Hashes! Hashes are good for a lot of things, and they're great for user authentication. A hash is basically the result of a very complex algorithm that takes a string as its input. It's a "lossy" conversion, so to speak, because you can't get the original string by reversing the algorithm. You can't even figure out the length of the original string (and these hashes are always the same length, no matter if you make one from an eight-character password or from a 1 GB file.) Which means mr. Hacker wouldn't be able to do much with the hashes of the passwords.
The next thing to do would be the authentication. It's very easy. The user enters their username and password, then on the server you make a hash from the password and compare this hash with the one in the database. If they match, let the user in.
There are several algorithms to choose from. Some of the most common ones are MD5 and SHA-1, but I generally use SHA-256, as there are computers holding so-called "rainbow tables" that consist of several terabytes of hash→value mappings. SHA-256 is better because it's much harder to make these tables for it. Partly because it's bigger and partly because the algorithm is more secure.

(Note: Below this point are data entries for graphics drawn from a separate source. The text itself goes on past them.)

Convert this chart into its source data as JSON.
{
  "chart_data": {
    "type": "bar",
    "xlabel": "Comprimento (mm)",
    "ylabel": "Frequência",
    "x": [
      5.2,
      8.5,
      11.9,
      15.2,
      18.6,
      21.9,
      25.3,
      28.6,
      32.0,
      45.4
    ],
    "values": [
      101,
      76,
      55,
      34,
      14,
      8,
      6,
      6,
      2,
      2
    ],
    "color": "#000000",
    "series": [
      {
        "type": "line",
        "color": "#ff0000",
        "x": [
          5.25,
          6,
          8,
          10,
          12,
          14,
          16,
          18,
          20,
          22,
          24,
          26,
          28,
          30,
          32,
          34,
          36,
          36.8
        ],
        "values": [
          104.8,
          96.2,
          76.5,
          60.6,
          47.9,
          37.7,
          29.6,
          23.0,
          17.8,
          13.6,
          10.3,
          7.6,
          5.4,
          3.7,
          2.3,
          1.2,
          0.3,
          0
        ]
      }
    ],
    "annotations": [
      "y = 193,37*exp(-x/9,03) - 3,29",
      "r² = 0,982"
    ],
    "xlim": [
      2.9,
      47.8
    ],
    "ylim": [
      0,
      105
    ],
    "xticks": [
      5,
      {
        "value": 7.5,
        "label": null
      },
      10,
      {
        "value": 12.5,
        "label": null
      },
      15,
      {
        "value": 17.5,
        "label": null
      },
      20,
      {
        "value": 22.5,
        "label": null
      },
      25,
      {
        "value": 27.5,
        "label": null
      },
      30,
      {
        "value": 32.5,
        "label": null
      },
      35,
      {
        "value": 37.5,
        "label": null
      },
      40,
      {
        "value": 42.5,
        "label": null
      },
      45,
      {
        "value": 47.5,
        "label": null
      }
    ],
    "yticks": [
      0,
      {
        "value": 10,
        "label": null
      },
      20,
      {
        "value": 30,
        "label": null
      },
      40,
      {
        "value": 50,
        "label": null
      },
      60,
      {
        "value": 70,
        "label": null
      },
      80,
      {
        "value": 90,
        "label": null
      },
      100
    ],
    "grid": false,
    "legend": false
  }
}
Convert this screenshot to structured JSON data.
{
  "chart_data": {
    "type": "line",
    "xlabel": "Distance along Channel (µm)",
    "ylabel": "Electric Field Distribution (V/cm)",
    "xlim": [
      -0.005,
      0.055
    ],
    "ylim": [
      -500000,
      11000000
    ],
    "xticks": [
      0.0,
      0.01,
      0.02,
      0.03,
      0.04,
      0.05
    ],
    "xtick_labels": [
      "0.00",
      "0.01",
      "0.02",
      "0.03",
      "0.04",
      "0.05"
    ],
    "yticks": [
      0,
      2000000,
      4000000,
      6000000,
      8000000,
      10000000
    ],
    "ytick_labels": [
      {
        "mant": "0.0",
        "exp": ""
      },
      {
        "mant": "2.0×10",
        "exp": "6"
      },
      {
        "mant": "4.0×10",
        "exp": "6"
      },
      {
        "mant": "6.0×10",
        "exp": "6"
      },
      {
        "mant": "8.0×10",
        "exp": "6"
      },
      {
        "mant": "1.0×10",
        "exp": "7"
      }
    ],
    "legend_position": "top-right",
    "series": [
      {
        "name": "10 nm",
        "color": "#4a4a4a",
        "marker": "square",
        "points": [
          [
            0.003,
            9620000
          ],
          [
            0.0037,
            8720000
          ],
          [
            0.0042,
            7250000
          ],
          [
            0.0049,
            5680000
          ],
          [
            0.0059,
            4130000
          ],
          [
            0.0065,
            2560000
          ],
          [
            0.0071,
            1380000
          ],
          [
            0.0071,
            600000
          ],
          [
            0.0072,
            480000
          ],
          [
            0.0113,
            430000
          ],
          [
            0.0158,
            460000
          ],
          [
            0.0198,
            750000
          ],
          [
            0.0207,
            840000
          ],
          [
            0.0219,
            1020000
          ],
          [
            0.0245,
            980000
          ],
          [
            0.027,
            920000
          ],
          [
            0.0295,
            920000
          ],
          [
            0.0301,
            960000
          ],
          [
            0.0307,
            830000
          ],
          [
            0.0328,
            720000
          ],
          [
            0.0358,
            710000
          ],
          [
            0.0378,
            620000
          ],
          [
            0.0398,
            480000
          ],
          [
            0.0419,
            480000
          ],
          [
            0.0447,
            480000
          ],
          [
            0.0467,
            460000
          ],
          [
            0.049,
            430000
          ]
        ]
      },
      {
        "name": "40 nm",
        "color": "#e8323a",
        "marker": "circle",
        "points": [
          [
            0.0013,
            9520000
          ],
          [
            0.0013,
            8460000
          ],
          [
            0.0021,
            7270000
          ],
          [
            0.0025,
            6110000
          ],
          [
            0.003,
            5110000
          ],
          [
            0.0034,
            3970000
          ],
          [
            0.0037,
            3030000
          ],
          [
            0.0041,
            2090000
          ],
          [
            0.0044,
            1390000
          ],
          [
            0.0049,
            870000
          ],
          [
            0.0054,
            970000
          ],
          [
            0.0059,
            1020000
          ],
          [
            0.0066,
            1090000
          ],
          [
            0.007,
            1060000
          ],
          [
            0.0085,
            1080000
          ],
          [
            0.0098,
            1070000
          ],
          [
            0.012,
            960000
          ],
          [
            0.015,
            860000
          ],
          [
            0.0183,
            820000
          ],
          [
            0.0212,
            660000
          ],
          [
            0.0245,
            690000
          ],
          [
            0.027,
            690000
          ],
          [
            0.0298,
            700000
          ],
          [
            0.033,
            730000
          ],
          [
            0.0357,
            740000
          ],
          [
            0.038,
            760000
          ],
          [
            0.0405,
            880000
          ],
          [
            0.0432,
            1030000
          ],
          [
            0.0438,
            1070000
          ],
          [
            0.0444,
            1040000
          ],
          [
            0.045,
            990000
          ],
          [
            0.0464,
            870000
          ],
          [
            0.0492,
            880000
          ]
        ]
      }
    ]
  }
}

So there you have it. Spread the word and let's make the internet a more secure place!
If you still want more security, there is one more thing you could do. Adding a random string (known as a "salt") to the password before hashing it ensures that even if there is a rainbow table for the algorithm you used, it will most likely not work for your hashes. Let the salt be pretty long because rainbow tables generally have the hashes for all alphanumeric combinations up to eight characters long. Adding a salt to a password that is already eight characters long will dramatically improve the chances that it's not included in the rainbow table.